Friday Reading #122

Namaste from everyone at Goodstuff, we are feeing particularly zen after this weeks FeelGood week activities. From some restorative yoga, to helpful financial wellbeing introductions (and who doesn’t need those in January?) we’re definitely feeling the good vibes over in Goodstuff HQ.


January is all about kicking bad habits, and this new short film by Us, is delightfully nostalgic, reminding us of all those Cautionary Tales and habits we’ve (hopefully) left in our childhood.

For anyone needing a bit of faith restored in humanity, Burger King’s truce with McDonalds is a refreshing attitude from brands, putting differences aside to share the goal of raising the most money possible for a good cause. 

And if that didn’t work for any of you cynics out there, take a look at these handy Instructions for World Peace. Max Siedentopf offers both silly but significant advice about making the world a better place, inspired by those infuriating tutorials that tell you “how to do absolutely-anything-you-could-think-of”.

While the merging of health care and technology is no new thing, more and more women are now putting their reproductive health in the hands of tech. This return to a more natural lifestyle that’s facilitated through technology is definitely prompting a larger discussion surrounding wellness.

Up for discussion: the importance of brand purpose. Have a read of these opposing views, one critique, and one defence, both offering some relevant and current opinions on corporate attempts to be socially relevant, calling out Cadbury’s, Pepsi, Heineken, Dove and McDonald’s.

Cadbury’s caught our attention once again this week, with this physical manifestation of the new Mum’s Birthday spot. Whilst the ad itself has come under fire, the physical version of the shop in the ad demonstrates how pop-up shops can be done effectively.


We hope you’re enjoying the new look Friday Reading, as part of the new year changes, we’re going to be publishing an op-ed from different people around the agency in the last Friday Reading of every month. Feedback is always welcome!

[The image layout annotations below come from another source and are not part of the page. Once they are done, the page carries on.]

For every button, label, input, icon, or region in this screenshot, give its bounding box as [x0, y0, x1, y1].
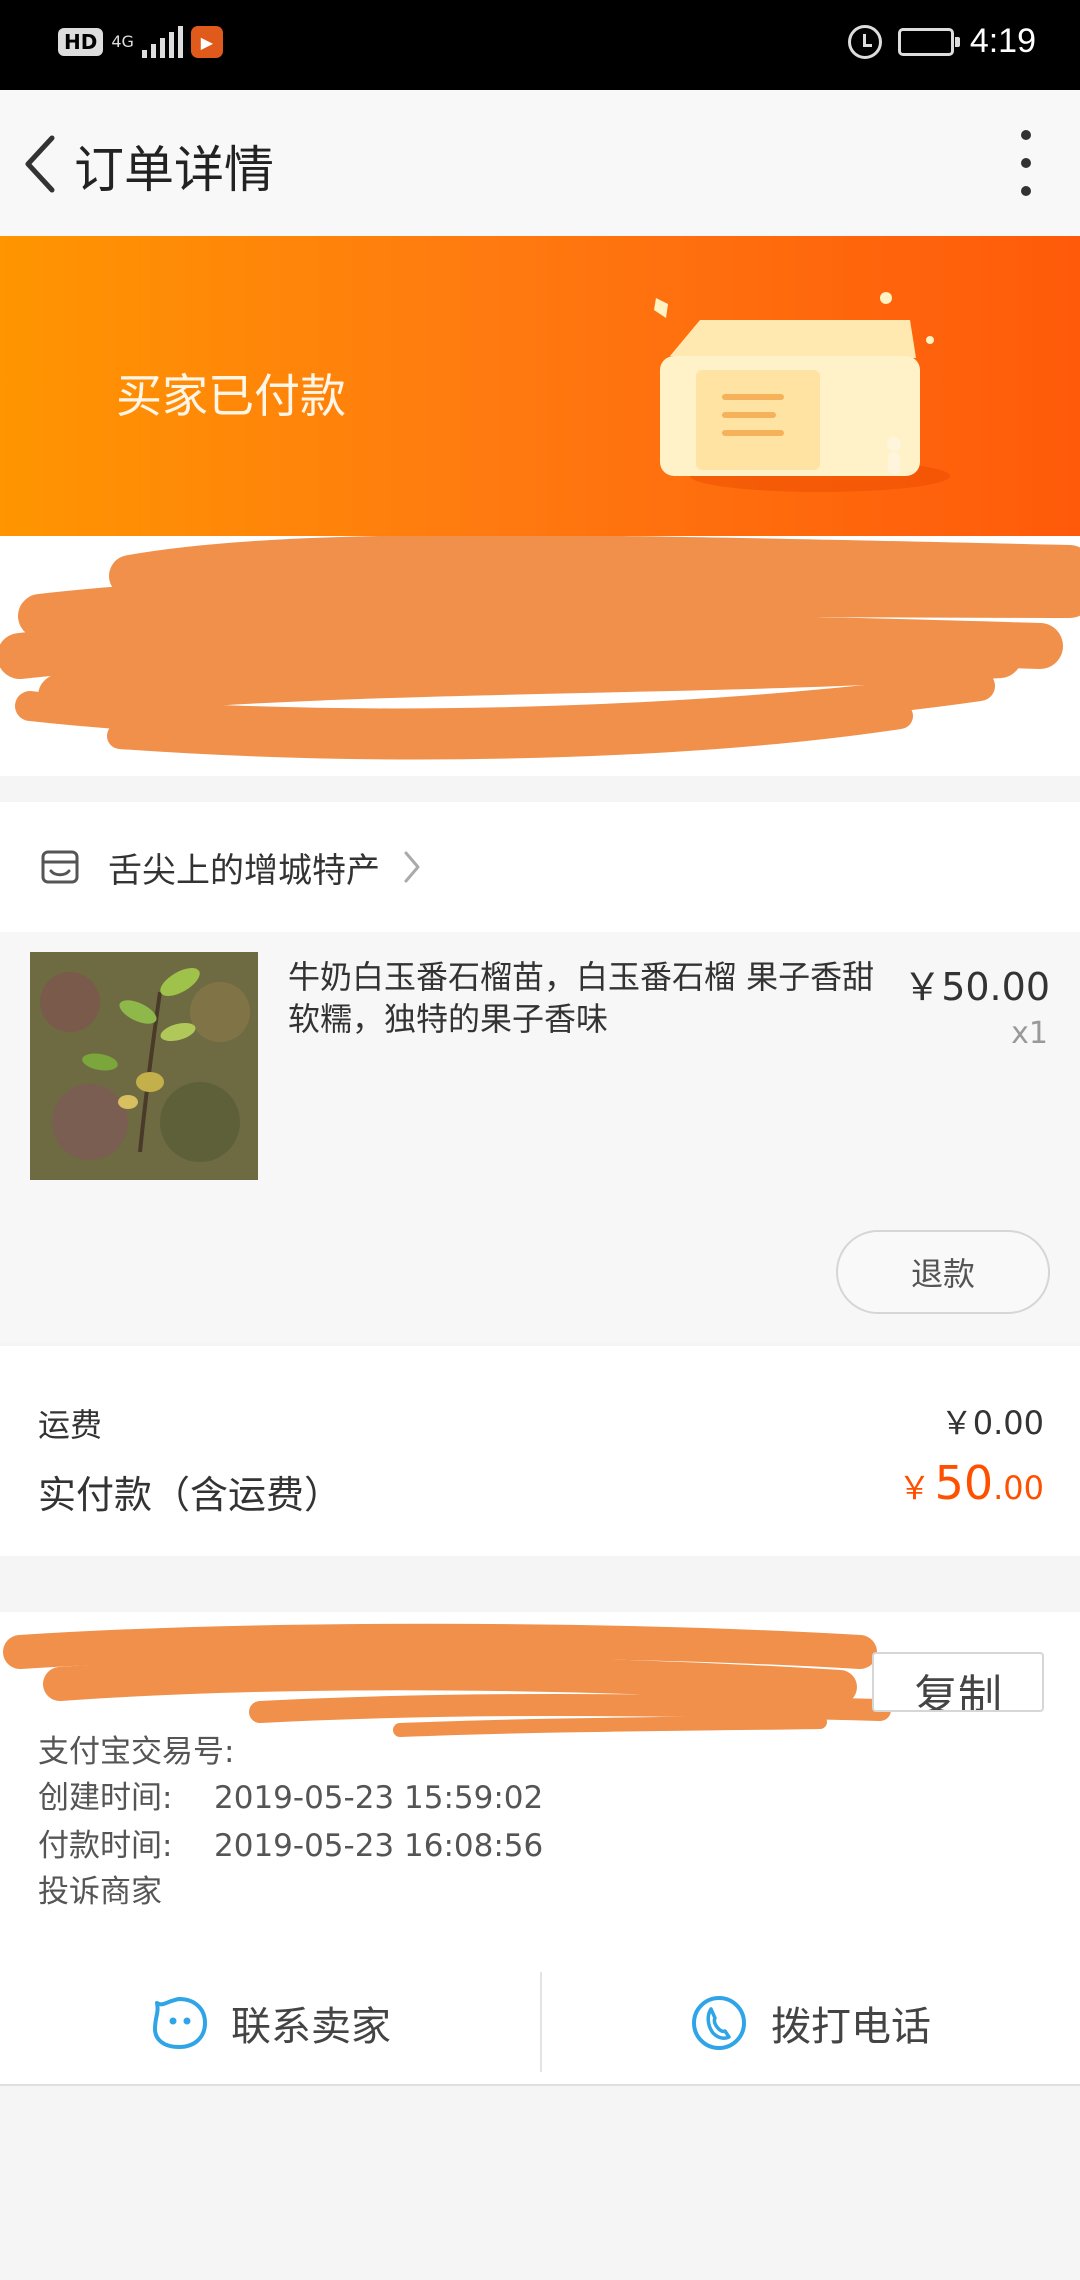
amount-paid-decimal: .00: [993, 1469, 1044, 1507]
network-type: 4G: [111, 32, 134, 51]
hd-badge: HD: [58, 28, 104, 56]
call-phone-button[interactable]: 拨打电话: [540, 1960, 1080, 2086]
order-status-banner: 买家已付款: [0, 236, 1080, 536]
copy-button[interactable]: 复制: [872, 1652, 1044, 1712]
refund-button[interactable]: 退款: [836, 1230, 1050, 1314]
shop-product-card: 舌尖上的增城特产 牛奶白玉番石榴苗，白玉番石榴 果子香甜软糯，独特的果子香味 ￥…: [0, 802, 1080, 1342]
app-notification-icon: ▶: [190, 26, 223, 58]
signal-icon: [141, 26, 183, 58]
contact-seller-button[interactable]: 联系卖家: [0, 1960, 540, 2086]
amount-paid-label: 实付款（含运费）: [38, 1473, 343, 1517]
action-bar: 联系卖家 拨打电话: [0, 1960, 1080, 2086]
shipping-address-card[interactable]: [0, 536, 1080, 776]
shipping-fee-value: ￥0.00: [940, 1404, 1044, 1442]
contact-seller-label: 联系卖家: [231, 2004, 391, 2050]
status-left: HD 4G ▶: [58, 26, 223, 58]
amount-paid-integer: 50: [934, 1456, 994, 1510]
more-options-icon[interactable]: [1006, 130, 1046, 196]
order-status-text: 买家已付款: [116, 369, 346, 423]
alarm-icon: [847, 24, 882, 59]
back-arrow-icon[interactable]: [10, 126, 70, 202]
status-right: 4:19: [847, 22, 1036, 61]
page-title: 订单详情: [74, 141, 274, 199]
nav-bar: 订单详情: [0, 90, 1080, 236]
amount-paid-value: ￥ 50 .00: [899, 1456, 1044, 1510]
product-price: ￥50.00: [903, 965, 1050, 1009]
payment-time: 付款时间: 2019-05-23 16:08:56: [38, 1820, 543, 1865]
chat-bubble-icon: [153, 1997, 207, 2049]
product-row[interactable]: 牛奶白玉番石榴苗，白玉番石榴 果子香甜软糯，独特的果子香味 ￥50.00 x1 …: [0, 932, 1080, 1342]
payment-summary-card: 运费 ￥0.00 实付款（含运费） ￥ 50 .00: [0, 1346, 1080, 1556]
payment-time-label: 付款时间:: [38, 1828, 173, 1864]
product-quantity: x1: [1011, 1016, 1048, 1051]
phone-icon: [692, 1996, 746, 2050]
clock: 4:19: [969, 22, 1036, 60]
created-time-label: 创建时间:: [38, 1780, 173, 1816]
shop-row[interactable]: 舌尖上的增城特产: [0, 802, 1080, 932]
status-bar: HD 4G ▶ 4:19: [0, 0, 1080, 90]
call-phone-label: 拨打电话: [771, 2004, 931, 2050]
shop-name: 舌尖上的增城特产: [108, 850, 380, 891]
created-time-value: 2019-05-23 15:59:02: [214, 1780, 544, 1816]
payment-time-value: 2019-05-23 16:08:56: [214, 1828, 544, 1864]
order-number-redaction: [3, 1623, 891, 1737]
battery-icon: [897, 27, 960, 56]
package-box-illustration: [654, 292, 950, 492]
chevron-right-icon: [402, 847, 426, 887]
bottom-divider: [0, 2084, 1080, 2086]
complain-merchant-link[interactable]: 投诉商家: [38, 1866, 162, 1911]
store-icon: [38, 847, 82, 887]
address-redaction: [0, 536, 1080, 760]
product-title[interactable]: 牛奶白玉番石榴苗，白玉番石榴 果子香甜软糯，独特的果子香味: [288, 956, 888, 1040]
action-divider: [540, 1972, 542, 2072]
amount-paid-currency: ￥: [898, 1469, 931, 1507]
shipping-fee-label: 运费: [38, 1406, 103, 1444]
created-time: 创建时间: 2019-05-23 15:59:02: [38, 1772, 543, 1817]
product-image[interactable]: [30, 952, 258, 1180]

Why we should all be more Gen Z

As we enter into 2018, bouncers, bartenders and agency recruiters across the country are faced with a strange, inescapable fact; people born in the year 2000 are now becoming legal adults. While many companies are still trying to get their heads around the narcissistic, entitled, hoody wearing Millennials, they’re now faced with a whole new cohort of young people to understand. But there’s every reason to be hopeful, and maybe even to learn something from this new generation.

Millennials are generally defined as people who came of age around the year 2000, which puts them between 36, and anywhere from 25 to 19 depending on which particular definition you subscribe to. They grew up in the relative economic prosperity of the late 1990s, where the dawn of the internet age promised a glorious and exciting future – before social and economic turnmoil marred their steps into adulthood, defined by 9/11 and the global financial crisis. A generation who saw a bright future, and had it slip through their fingers.

The apathy felt by Gen X, the jaded children of industrial decline in the ‘80s, drove them to art, music and social rebellion, Millennials had their dreams and expectations collide with the reality of the world as they entered adulthood, while their successors had their eyes open from the beginning. Gen Z grew up in an age defined by immediate access to the world’s information, where the internet provides opportunities if you’re able to take hold of them.

Speak to a young person under 18, and it’s remarkable how conscientious and hard working they are. Stratospheric university fees and house prices don’t phase them, because they’ve never known anything else. This prudence could make them dull and dutiful, but it doesn’t. They don’t drink less than their forebears because of some modern puritanism or fear of their bank balance, but because they’ve found more joy and satisfaction in spending time with friends and family. In the virtues of exercise. Why spend half of Saturday lolling around feeling like death when you could have a couple less drinks on the night, remember the conversations with friends, then spend the morning doing something active?

This desire to suck all the marrow from life extends to their attitudes to work. It’s early days for their working lives, but it seems the spirit of entrepreneurialism is strong with Gen Z. They are willing and able to teach themselves skills alongside their core education, with some ditching the costs of university altogether to pursue flexible, multifaceted careers freelancing.

Learning new skills online is a given, and the self-directional nature of it empowers them with a sense of personal responsibility for how they shape their lives. This instils a social optimism that Millennials famously lacked, a sense of connection to the world that makes them feel they can change it for the better. Gen Z are more interested and active in social, racial and sexual equality and environmental protection than generations before them.

It’s easy to write them off as smartphone addicts with microscopic attention spans, glued to idiot YouTubers who’ll do anything for views – but scratch below the surface and there’s a lot to learn if we take the time to understand them.